Publicly available NVIDIA NeMo, BLOOM, and Llama models are foundation models. While these models offer a strong starting point with general capabilities, they are typically customized for specific use. This design guide does not address model customization.
Tokenization in generative AI refers to the process of breaking down a piece of text into smaller units, called tokens. These tokens can be words, subwords, or even characters, depending on the granularity chosen for the tokenization process.
In NLP tasks, tokenization is a critical step because it transforms continuous text into discrete units that machine learning models can process. By segmenting text into tokens, the model gains a structured representation of the input on which it can then analyze, understand, and generate responses. The choice of tokenization strategy (word-level, subword-level, character-level) and the specific tokenizer used can significantly impact the model's performance on various tasks.
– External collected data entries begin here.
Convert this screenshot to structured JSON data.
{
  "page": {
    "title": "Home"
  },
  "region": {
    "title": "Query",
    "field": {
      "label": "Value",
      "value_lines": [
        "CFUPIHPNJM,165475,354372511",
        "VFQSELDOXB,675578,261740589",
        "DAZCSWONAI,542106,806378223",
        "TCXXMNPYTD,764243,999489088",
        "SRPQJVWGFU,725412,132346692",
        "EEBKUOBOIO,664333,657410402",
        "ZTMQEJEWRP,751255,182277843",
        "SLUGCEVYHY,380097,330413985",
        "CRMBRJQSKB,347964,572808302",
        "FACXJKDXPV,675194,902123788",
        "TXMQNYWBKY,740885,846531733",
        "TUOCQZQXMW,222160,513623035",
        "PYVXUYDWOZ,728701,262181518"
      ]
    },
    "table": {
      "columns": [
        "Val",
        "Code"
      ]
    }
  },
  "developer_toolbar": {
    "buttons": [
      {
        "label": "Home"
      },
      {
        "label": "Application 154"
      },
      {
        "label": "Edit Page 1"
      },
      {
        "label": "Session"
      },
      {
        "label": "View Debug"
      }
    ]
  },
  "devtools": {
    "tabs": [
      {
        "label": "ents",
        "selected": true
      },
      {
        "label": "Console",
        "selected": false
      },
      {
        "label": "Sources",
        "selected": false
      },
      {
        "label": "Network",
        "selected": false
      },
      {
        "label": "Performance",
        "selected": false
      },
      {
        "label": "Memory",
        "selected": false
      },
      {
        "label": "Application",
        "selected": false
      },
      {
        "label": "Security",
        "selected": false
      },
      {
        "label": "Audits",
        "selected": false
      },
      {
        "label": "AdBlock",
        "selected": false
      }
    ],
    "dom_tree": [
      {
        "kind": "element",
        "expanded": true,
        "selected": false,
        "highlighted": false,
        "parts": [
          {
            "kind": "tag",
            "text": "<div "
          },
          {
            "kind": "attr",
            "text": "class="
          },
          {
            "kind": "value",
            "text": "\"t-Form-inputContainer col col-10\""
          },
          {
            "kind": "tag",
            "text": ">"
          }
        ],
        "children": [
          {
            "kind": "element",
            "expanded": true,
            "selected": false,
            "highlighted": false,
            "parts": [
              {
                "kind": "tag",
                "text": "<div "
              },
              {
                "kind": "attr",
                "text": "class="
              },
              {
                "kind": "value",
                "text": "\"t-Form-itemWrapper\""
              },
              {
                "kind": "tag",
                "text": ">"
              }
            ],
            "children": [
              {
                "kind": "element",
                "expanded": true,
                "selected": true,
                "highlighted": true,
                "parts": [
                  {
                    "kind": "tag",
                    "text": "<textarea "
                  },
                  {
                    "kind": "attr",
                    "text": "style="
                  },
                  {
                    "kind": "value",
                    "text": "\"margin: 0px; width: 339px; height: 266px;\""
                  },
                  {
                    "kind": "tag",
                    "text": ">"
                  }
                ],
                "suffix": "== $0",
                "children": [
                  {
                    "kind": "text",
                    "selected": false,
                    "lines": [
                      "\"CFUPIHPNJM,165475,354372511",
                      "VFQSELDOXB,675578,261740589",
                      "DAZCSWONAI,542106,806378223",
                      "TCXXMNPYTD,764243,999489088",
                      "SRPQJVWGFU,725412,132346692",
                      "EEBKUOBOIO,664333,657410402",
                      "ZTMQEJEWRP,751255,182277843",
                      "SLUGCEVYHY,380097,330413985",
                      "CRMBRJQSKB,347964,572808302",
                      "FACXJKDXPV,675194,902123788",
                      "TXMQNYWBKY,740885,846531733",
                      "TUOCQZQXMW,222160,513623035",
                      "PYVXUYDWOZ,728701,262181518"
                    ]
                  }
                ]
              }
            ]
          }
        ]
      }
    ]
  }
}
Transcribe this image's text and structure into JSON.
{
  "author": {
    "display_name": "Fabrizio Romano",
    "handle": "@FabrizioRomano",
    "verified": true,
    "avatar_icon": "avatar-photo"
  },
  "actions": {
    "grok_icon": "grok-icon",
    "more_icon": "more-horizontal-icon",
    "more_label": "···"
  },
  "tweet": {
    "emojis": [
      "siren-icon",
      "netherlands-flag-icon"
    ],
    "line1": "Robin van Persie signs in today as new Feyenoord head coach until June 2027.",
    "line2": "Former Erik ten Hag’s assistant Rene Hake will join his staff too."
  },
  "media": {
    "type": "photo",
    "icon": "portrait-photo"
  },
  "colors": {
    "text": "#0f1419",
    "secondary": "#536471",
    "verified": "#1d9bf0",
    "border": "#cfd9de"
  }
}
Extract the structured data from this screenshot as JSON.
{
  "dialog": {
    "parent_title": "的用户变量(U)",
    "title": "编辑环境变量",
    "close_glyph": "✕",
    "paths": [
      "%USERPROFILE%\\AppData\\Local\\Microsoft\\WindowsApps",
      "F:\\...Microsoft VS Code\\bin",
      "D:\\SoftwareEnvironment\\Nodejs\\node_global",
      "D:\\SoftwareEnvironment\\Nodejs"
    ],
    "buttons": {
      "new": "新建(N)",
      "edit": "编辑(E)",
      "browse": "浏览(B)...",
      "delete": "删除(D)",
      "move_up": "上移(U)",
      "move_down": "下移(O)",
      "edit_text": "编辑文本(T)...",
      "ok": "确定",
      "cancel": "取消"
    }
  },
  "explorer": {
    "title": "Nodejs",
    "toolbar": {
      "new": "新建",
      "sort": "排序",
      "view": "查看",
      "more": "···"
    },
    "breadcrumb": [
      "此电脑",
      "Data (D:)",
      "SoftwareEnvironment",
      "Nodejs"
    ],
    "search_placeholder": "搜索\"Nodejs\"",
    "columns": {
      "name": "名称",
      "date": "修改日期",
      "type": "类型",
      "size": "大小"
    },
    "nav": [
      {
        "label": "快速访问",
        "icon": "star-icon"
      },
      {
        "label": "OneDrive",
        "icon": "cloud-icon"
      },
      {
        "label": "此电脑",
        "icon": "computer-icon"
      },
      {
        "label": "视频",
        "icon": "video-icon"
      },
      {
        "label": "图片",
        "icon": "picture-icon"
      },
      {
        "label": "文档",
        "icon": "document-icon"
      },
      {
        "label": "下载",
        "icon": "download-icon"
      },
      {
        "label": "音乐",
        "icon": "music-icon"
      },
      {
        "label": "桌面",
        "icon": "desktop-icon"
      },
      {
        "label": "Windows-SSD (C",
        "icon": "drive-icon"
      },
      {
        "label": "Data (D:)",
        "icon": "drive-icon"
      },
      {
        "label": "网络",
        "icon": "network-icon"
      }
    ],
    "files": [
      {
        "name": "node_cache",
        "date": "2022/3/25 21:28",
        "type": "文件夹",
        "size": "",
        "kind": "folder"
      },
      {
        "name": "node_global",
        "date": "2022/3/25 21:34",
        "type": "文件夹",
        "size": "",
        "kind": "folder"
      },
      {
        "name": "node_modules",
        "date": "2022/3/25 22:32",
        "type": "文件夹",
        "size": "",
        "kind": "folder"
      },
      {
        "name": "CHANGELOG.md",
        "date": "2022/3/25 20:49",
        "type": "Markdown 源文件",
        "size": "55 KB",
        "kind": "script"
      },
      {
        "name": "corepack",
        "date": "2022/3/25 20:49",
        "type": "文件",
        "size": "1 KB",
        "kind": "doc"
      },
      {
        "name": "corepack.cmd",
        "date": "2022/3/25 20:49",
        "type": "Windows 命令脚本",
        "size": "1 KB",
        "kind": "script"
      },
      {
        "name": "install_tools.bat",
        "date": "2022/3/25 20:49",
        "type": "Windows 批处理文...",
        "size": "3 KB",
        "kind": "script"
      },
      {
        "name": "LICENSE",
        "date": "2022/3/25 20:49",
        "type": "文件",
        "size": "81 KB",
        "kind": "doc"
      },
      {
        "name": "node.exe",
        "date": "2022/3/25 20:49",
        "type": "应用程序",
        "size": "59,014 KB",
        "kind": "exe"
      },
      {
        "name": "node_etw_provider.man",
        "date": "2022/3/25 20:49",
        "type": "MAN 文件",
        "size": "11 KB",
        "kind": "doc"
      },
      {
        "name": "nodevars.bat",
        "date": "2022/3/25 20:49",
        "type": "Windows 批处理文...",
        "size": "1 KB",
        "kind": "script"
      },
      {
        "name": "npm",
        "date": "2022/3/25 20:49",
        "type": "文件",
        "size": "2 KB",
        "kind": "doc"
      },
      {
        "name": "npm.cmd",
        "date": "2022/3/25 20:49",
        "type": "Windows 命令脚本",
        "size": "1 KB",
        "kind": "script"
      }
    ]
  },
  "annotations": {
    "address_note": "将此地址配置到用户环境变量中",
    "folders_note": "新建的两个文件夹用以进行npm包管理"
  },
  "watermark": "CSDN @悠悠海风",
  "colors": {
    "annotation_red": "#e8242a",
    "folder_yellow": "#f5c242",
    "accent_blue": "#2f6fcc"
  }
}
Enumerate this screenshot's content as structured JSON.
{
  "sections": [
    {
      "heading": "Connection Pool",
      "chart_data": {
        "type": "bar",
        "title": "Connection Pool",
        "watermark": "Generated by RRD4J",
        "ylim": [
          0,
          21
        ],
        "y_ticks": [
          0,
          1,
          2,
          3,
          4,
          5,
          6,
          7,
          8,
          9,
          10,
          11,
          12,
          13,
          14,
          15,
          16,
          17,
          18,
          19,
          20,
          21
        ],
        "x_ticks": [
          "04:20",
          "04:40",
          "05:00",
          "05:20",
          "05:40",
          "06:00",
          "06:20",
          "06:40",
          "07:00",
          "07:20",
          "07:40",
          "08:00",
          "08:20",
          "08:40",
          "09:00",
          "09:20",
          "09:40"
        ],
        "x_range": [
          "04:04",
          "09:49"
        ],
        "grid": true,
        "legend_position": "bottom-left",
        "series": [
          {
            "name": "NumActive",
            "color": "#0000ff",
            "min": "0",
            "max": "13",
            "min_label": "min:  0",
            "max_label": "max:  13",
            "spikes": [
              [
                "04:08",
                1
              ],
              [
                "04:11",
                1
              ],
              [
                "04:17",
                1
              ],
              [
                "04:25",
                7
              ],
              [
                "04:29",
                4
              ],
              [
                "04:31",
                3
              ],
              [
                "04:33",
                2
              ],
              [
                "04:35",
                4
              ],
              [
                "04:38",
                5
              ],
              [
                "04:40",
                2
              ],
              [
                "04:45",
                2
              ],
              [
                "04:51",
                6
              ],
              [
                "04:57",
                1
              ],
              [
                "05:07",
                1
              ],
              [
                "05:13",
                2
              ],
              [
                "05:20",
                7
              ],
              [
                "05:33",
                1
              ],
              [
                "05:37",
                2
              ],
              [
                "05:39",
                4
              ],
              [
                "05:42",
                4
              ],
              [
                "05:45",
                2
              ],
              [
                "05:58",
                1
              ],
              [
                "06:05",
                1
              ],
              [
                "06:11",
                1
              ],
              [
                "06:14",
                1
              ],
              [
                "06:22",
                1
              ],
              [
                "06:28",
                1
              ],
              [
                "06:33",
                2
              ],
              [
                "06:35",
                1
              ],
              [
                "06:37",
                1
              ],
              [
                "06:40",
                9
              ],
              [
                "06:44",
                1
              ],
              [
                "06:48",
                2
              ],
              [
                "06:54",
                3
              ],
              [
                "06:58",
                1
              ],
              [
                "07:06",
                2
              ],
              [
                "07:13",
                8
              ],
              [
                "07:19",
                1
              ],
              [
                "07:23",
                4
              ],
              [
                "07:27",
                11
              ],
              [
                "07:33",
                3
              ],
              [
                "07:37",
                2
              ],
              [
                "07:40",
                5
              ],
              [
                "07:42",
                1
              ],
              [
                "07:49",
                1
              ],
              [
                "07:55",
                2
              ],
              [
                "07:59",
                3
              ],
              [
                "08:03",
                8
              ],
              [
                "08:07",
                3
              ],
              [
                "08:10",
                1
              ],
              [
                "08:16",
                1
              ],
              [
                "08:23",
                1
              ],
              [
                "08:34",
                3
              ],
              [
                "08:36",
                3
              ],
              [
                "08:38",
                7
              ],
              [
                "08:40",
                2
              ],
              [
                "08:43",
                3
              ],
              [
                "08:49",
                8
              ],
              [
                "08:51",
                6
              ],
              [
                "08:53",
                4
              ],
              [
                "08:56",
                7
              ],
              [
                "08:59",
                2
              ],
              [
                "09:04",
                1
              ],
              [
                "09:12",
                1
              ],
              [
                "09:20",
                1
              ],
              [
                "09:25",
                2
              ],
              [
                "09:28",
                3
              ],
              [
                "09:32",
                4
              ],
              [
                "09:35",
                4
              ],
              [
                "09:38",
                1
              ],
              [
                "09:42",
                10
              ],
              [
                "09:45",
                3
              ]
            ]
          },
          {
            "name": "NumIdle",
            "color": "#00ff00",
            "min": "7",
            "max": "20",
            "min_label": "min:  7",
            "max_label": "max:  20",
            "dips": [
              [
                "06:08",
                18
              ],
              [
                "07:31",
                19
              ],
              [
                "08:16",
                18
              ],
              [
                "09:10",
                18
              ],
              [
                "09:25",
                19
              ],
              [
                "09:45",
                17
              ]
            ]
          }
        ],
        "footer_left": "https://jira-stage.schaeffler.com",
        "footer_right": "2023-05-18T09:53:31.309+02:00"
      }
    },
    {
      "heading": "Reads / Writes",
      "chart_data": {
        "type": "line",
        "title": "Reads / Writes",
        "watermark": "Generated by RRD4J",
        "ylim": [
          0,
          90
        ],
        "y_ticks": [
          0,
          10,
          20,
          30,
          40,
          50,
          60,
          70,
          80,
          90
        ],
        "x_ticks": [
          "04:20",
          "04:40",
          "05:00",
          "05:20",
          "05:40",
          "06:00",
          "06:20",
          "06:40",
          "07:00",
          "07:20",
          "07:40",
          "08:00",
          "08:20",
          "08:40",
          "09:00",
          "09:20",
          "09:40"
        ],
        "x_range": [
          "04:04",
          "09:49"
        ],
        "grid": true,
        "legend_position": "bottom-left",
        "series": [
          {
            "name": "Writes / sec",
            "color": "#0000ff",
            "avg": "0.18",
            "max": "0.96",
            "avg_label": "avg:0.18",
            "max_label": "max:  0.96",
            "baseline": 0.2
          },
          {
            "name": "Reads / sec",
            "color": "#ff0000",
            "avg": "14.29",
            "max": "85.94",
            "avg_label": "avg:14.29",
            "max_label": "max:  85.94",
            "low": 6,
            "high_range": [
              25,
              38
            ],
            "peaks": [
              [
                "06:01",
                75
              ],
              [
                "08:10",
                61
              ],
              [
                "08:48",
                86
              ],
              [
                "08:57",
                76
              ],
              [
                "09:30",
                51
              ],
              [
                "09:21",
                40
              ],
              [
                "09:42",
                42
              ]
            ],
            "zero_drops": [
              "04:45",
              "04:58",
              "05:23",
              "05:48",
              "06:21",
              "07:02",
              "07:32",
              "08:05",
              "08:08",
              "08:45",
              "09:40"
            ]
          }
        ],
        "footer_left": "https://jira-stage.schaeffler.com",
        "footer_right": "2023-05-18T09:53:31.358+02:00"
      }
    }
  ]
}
We have validated several foundation models for inferencing with this infrastructure design, including most of the NeMo GPT models (ranging from 345 M to 20 B parameters) with Triton Inference Server. We also ran inferencing on BLOOM, Llama, and Stable Diffusion models on standard Python or PyTorch containers that are available from the NVIDIA NGC Catalog. For more information about the models we explicitly validated, see Table 9 in Validation Results.
GPT-style models are decoder-only transformer models. NVIDIA NeMo GPT models are trained using the NeMo framework. Several NeMo GPT models with varying parameter sizes exist, including 345 M, 1.3 B, 2 B, 5 B, and 20 B parameters. These models were trained on the Pile dataset, an 825 GiB English text corpus specifically curated by Eleuther.AI for training LLMs. The 2 B parameter model, for instance, was trained on 1.1 T tokens encompassing 53 languages and code.
BigScience Large Open-science Open-access Multilingual Language Model (BLOOM) is an autoregressive LLM developed collaboratively by over 1000 researchers. It is based on a decoder-only transformer architecture. The model was trained on the ROOTS corpus, which consists of sources from 46 natural and 13 programming languages, totaling 1.61 TB of text. BLOOM offers multiple models with different parameter sizes, including 560 M, 1 B, 3 B, 7 B, and 176 B.
Llama 2, jointly developed by Meta and Microsoft, is freely available for research and commercial use. It offers a collection of pretrained models for generative text and fine-tuned models optimized for chat use cases. The Llama 2 models are trained on an extensive 2 T tokens dataset, featuring double the context length of Llama 1. Moreover, Llama 2-chat models have been further enriched through over 1 million new human annotations. These models are built on an optimized transformer architecture and come in various parameter sizes, including 7 B, 13 B, and 70 B.
Stable Diffusion is a latent, text-to-image diffusion model. Latent diffusion models (LDMs) operate by repeatedly reducing noise in a latent representation space and then converting that representation into a complete image. Although Stable Diffusion is not an LLM, it was validated to illustrate the capability of this architecture to carry our inferencing for other generative AI modalities, such as image generation.